¿Sabía Pedro Sánchez que no se podían autorizar concentraciones o manifestaciones en la Comunidad de Madrid en los primeros días de marzo? ¿Valoró con su equipo de Moncloa que una manifestación por el Día de la Mujer no correría peligro de contagio cuando ya había avisos de expertos de todo el mundo y la propia OMS de contagio y falta de control del coronavirus? ¿No lo sabía? ¿Lo sabía pero prefirió el efecto mediático que tendría en su imagen de presidente feminista?
¿Usted, sinceramente, qué cree?
Por las reacciones nerviosas y torpes que se están llevando a cabo, todo parece indicar que hay miedo a que la investigación de la juez Carmen Rodríguez-Medel por la manifestación del 8M y si se tenía que haber suspendido vaya a más.
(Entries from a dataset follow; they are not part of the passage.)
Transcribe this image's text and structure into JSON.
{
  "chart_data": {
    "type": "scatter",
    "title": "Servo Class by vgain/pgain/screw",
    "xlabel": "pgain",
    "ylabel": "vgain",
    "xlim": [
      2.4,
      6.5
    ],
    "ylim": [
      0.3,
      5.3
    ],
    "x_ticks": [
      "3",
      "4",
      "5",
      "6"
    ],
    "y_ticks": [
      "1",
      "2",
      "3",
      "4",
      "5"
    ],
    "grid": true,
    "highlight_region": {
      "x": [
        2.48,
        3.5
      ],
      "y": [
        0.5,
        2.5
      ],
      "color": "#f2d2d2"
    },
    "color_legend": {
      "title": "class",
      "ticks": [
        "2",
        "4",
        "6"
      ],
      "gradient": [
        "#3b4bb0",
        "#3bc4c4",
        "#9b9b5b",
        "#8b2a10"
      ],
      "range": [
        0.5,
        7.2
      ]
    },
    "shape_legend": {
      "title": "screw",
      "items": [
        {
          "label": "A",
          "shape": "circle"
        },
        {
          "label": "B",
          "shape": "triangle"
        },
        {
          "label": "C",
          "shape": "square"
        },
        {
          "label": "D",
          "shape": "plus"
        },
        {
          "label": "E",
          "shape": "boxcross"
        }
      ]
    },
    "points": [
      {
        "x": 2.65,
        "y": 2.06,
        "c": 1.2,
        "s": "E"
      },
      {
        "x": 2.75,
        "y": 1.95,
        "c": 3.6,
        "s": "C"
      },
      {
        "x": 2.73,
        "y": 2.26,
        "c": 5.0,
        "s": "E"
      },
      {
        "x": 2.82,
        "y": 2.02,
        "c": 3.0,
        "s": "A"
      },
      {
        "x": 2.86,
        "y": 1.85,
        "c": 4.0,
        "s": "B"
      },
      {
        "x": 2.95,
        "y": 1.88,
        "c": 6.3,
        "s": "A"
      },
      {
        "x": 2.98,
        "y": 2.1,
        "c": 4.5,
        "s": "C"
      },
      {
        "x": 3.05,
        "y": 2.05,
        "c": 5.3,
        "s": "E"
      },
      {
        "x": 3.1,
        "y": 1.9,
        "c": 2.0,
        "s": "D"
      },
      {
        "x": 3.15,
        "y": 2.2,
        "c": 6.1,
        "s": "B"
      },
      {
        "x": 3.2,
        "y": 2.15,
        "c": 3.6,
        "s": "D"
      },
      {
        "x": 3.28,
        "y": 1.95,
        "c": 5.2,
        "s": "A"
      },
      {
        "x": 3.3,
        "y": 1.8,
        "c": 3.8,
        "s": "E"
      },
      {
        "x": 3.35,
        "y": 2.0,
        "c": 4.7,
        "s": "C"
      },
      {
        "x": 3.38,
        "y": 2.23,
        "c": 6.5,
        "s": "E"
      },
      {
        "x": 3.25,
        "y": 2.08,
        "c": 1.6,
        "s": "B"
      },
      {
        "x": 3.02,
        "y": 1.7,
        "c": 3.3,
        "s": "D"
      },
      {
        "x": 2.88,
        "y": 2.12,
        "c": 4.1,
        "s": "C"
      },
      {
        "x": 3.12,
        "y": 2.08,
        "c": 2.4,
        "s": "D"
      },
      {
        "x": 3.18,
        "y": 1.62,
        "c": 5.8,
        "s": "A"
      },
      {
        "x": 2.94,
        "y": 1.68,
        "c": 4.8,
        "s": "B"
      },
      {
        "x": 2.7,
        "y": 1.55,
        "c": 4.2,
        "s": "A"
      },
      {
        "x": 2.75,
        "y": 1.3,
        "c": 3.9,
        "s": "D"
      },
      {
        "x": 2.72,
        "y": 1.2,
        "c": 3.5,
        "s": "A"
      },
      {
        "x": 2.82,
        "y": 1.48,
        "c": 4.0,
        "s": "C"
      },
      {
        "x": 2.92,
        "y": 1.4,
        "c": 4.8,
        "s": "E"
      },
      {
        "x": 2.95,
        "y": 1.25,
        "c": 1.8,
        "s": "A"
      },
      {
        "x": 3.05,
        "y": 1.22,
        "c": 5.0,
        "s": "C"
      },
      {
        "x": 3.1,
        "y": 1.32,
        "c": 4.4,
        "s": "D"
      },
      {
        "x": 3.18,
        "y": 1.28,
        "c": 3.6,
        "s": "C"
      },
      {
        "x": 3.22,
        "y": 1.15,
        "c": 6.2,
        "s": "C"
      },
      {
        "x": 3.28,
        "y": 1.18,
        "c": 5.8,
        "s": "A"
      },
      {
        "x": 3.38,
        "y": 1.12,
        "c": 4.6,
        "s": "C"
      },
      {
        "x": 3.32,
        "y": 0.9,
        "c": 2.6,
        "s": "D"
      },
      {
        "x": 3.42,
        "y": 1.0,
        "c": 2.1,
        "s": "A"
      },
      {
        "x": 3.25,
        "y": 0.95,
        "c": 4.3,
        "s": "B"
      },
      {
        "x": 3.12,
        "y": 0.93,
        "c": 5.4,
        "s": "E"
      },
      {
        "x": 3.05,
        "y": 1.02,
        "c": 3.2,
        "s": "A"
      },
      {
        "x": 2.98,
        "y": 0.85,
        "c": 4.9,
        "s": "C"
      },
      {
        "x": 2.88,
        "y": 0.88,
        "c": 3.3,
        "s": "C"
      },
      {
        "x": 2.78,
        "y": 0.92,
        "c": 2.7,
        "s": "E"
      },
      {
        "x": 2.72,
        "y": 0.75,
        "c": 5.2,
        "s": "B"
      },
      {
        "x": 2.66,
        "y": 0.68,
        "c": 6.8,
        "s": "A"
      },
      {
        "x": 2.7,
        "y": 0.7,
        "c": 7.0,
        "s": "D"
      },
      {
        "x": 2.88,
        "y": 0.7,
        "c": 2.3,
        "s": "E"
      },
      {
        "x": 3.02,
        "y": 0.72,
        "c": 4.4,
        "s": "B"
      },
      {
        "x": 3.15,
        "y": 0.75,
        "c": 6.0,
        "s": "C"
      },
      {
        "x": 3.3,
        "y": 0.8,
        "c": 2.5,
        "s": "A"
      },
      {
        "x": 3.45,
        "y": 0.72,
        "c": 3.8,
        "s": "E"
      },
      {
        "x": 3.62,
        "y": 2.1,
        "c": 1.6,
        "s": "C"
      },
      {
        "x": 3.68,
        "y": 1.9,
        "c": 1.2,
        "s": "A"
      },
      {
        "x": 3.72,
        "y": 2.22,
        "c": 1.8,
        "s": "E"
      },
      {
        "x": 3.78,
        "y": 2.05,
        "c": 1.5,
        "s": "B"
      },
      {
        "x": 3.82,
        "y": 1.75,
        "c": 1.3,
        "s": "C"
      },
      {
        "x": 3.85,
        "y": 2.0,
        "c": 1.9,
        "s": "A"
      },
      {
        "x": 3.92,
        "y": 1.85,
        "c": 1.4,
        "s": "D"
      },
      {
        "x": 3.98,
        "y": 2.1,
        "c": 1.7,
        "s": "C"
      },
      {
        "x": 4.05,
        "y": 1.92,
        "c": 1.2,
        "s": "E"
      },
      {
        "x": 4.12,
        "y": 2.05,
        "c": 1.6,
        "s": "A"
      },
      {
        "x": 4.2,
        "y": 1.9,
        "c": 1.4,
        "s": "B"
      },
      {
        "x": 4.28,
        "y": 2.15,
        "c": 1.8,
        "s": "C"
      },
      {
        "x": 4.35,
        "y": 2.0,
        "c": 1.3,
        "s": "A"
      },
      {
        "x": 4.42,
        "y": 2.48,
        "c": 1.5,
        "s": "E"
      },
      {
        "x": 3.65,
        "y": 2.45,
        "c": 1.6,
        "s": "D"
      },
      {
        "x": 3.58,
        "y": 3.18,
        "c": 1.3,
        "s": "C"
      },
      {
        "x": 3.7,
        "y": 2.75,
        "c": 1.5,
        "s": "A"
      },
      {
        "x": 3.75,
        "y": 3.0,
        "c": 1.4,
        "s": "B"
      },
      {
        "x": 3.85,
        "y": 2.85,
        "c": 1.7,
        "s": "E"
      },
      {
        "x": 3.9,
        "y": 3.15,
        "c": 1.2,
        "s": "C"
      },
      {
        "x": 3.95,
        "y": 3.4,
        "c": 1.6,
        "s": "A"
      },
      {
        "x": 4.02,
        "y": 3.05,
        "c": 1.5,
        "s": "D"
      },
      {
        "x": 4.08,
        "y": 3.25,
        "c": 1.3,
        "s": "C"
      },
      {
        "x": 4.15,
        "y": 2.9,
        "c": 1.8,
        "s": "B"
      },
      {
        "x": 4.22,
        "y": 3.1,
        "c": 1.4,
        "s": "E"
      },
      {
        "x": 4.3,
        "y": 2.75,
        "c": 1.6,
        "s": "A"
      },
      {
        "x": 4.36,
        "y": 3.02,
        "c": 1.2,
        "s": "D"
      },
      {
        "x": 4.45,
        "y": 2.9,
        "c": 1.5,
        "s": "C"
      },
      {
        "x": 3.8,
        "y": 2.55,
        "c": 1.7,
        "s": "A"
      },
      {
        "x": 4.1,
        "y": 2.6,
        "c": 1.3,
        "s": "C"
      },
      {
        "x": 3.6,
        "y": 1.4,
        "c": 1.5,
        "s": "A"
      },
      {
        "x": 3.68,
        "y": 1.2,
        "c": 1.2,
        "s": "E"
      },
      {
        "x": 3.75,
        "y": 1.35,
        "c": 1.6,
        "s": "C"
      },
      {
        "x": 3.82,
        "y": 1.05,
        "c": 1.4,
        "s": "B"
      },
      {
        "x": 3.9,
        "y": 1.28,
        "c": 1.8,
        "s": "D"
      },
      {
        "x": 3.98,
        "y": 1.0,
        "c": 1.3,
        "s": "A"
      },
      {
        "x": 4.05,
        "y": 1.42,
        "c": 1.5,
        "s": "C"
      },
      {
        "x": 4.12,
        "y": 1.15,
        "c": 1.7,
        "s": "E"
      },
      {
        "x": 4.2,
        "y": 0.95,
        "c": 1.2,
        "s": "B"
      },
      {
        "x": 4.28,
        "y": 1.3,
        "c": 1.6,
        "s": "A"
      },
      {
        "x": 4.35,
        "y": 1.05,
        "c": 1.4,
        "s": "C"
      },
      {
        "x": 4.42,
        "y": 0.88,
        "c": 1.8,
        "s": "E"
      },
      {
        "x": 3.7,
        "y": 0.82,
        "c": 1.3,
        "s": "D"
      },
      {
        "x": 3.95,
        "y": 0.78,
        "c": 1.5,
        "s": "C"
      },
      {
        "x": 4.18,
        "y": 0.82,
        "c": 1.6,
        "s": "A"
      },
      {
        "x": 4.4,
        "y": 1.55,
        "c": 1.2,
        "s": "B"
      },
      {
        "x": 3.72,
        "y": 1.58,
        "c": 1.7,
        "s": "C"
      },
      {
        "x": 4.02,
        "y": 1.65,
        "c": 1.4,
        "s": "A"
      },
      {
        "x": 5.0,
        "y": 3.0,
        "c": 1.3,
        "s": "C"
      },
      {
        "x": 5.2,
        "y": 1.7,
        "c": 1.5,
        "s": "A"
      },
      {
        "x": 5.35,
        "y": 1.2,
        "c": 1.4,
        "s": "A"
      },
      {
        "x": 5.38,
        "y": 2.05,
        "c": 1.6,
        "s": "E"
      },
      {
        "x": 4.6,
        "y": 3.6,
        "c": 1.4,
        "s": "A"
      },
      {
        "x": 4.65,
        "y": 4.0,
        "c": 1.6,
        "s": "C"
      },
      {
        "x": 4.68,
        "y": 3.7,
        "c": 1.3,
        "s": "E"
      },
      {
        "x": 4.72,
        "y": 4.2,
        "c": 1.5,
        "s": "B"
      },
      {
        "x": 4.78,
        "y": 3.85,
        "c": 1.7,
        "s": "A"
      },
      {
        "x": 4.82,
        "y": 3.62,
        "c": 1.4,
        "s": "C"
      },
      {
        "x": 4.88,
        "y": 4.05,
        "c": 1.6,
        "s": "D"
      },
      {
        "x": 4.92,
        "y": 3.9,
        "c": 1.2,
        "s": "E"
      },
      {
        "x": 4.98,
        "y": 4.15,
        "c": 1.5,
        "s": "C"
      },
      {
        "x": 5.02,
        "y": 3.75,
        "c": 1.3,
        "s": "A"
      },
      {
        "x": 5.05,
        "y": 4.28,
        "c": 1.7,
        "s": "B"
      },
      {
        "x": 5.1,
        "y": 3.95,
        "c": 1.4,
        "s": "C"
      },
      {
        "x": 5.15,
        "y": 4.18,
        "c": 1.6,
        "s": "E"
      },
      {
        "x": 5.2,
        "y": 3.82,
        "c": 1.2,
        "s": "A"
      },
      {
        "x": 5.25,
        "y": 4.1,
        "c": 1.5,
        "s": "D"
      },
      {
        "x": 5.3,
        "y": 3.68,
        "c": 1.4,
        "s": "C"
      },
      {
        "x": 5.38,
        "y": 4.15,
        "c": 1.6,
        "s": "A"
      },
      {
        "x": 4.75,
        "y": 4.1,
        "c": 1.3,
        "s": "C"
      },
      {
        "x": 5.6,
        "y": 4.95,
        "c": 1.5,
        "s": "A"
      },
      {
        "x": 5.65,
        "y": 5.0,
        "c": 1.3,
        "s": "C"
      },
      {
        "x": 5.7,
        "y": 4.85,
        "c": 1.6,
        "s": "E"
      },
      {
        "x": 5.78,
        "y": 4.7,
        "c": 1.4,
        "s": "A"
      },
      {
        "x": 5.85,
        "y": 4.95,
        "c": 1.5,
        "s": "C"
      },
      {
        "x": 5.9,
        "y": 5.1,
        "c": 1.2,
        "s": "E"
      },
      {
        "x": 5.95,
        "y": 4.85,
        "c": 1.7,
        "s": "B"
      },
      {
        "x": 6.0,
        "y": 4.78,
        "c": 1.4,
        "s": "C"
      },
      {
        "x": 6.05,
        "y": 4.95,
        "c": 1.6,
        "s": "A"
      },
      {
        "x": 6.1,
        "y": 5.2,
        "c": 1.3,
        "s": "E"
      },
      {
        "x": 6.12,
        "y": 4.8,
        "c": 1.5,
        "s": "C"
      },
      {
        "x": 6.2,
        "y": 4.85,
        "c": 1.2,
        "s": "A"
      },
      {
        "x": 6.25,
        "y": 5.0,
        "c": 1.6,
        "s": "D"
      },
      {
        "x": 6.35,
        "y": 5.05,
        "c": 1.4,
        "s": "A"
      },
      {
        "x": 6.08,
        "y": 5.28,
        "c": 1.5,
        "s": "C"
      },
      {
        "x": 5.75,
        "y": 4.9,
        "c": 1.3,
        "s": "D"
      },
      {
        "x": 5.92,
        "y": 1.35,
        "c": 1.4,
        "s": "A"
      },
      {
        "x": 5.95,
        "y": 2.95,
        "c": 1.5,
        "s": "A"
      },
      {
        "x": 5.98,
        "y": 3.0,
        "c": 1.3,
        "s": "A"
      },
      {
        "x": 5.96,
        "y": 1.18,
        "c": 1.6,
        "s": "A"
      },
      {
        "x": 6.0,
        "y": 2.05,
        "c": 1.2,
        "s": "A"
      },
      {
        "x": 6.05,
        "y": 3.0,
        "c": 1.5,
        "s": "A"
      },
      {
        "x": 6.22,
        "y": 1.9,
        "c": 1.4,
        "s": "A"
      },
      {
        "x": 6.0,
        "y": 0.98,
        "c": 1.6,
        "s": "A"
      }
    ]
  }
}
La destitución del jefe de la Comandancia de la Guardia Civil de Madrid, el coronel Diego Pérez de los Cobos, que tenía orden de esta magistrada de investigar los hechos, por no filtrar el informe demoledor en sus conclusiones contra la gestión que se hizo esos días de la pandemia, puede salirle caro al ministro de Interior y a la directora general de la propia Benemérita.
Que después el director adjunto operativo del mismo cuerpo, el general Laurentino Ceña, presente su dimisión porque no quiere participar en decisiones políticas que ensucien el buen nombre de la Institución, tampoco ayuda a la buena imagen del Gobierno, que de nuevo (empieza a ser una constante), ha hecho gala de su falta de escrúpulos a la hora de meter mano en la Justicia.
Esa injerencia política, intolerable en cualquier caso, ha provocado una oleada de peticiones de dimisión de ambos cargos. Fernando Grande-Marlaska y María Gámez tienen que dar muchas explicaciones si consideran que deben seguir en sus puestos, pero ni uno ni otra dirán nada que se salga del argumentario político establecido. La sucesión de errores tenía difícil salida.
Uno se imagina en el bunker de Moncloa a esas mismas cabezas pensantes que decidieron que compensaba mantener la convocatoria de la manifestación del 8 de marzo en Madrid, bajo la luz del flexo, fumando aunque esté prohibido y resoplando: “¿Qué hacer para intentar salvar la cara? ¿El plan? Dejar pasar el tiempo y mientras, les subimos el sueldo. A ver si así se callan y se les pasa el enfado...”.
La equiparación salarial ahora, que es de justicia para Policía y Guardia Civil desde hace mucho tiempo, es la mejor prueba de que Grande Marlaska se ha equivocado. Lo saben y no se les ha ocurrido otra cosa que “hacer un regalo”, como el marido infiel que compra una joya a su esposa.
No sería mala cosa que se aplicara la subida salarial para los agentes de policía y guardias civiles lo antes posible, que se lo merecen, y que, al tiempo, se haga justicia y restituyan al que no debió ser cesado simplemente porque no informó por orden judicial a un superior político de un informe que pondría en serios aprietos la gestión que este Gobierno de Pedro Sánchez y Pablo Iglesias está haciendo de la pandemia del coronavirus.
La cosa puede llegar hasta más arriba. Hay muchas denuncias y querellas ya interpuestas y más que se pondrán. Lo que aquí pase, lo que salga de la investigación de Rodríguez-Medel, puede sentar, según para quien, un peligroso precedente.